The Federal Reserve, the world’s most powerful central bank, is set to raise interest rates overnight and signal that another rise is planned for later in 2017. The headline looks almost certain to be another 25 basis point increase to 1.25%. A third hike in 7 months shows that the US monetary policy committee is well and truly awake after lying dormant for the whole of 2016.
As with the last move from the Fed the FX market began to price the hike in so analysts do not expect too much strength from the USD based on this alone. What is likely to cause ripples through the market is the prognosis from Chair Yellen regarding future rate rises this year and next. The sentiment around this is polarized.
The position to base any predictions stems from the ‘dot plot’ graph which was last updated by the Fed in March.
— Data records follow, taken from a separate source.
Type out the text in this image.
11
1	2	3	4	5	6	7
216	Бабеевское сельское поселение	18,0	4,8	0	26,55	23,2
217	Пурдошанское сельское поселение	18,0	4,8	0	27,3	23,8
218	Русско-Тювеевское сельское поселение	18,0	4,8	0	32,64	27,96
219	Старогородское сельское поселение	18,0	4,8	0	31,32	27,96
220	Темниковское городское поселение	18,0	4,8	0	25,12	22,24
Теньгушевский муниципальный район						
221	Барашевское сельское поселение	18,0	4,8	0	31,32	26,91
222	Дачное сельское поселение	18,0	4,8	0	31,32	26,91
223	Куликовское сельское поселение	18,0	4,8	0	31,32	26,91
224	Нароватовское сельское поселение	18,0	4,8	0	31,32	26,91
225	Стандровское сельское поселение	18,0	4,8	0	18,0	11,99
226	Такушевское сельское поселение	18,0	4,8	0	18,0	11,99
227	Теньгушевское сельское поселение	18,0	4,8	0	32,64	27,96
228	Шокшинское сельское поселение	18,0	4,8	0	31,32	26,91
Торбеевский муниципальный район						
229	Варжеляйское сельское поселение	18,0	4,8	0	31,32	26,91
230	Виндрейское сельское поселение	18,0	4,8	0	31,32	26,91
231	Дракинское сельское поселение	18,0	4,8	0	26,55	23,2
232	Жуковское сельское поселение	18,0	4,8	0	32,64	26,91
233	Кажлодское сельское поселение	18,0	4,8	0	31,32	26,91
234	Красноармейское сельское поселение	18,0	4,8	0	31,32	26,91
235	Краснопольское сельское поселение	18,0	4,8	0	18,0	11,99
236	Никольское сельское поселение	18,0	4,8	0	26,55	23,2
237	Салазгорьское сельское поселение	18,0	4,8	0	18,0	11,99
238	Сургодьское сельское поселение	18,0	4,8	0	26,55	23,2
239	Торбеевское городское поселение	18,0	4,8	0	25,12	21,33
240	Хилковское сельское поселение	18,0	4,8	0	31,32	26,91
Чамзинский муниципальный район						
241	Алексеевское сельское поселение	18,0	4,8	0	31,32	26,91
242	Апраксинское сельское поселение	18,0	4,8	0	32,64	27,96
This anticipated a further 2 25bp increases in 2017 and 3 in 2018 leaving the US with a policy set at 3% by Q1 2019. Markets, however remain unconvinced that this is a realistic target so much so that current predictions expect rates to rise only once more by the end of 2018.
The likelihood of the Fed conceding to market analysts is uncertain at present. Looking at the hard data, the jobless claims and fall in unemployment rate drives the assertion for continued hikes. However, inflation has not yet surpassed the level necessary for central bank intervention. CPI has fallen below 2% for the first time since 2015 with modest rises on the horizon.
Should the Fed continue to carry on its projected path expect USD strength, however if the sentiment is cautious and monetary policy tightening is suspended the USD will inevitably be under pressure.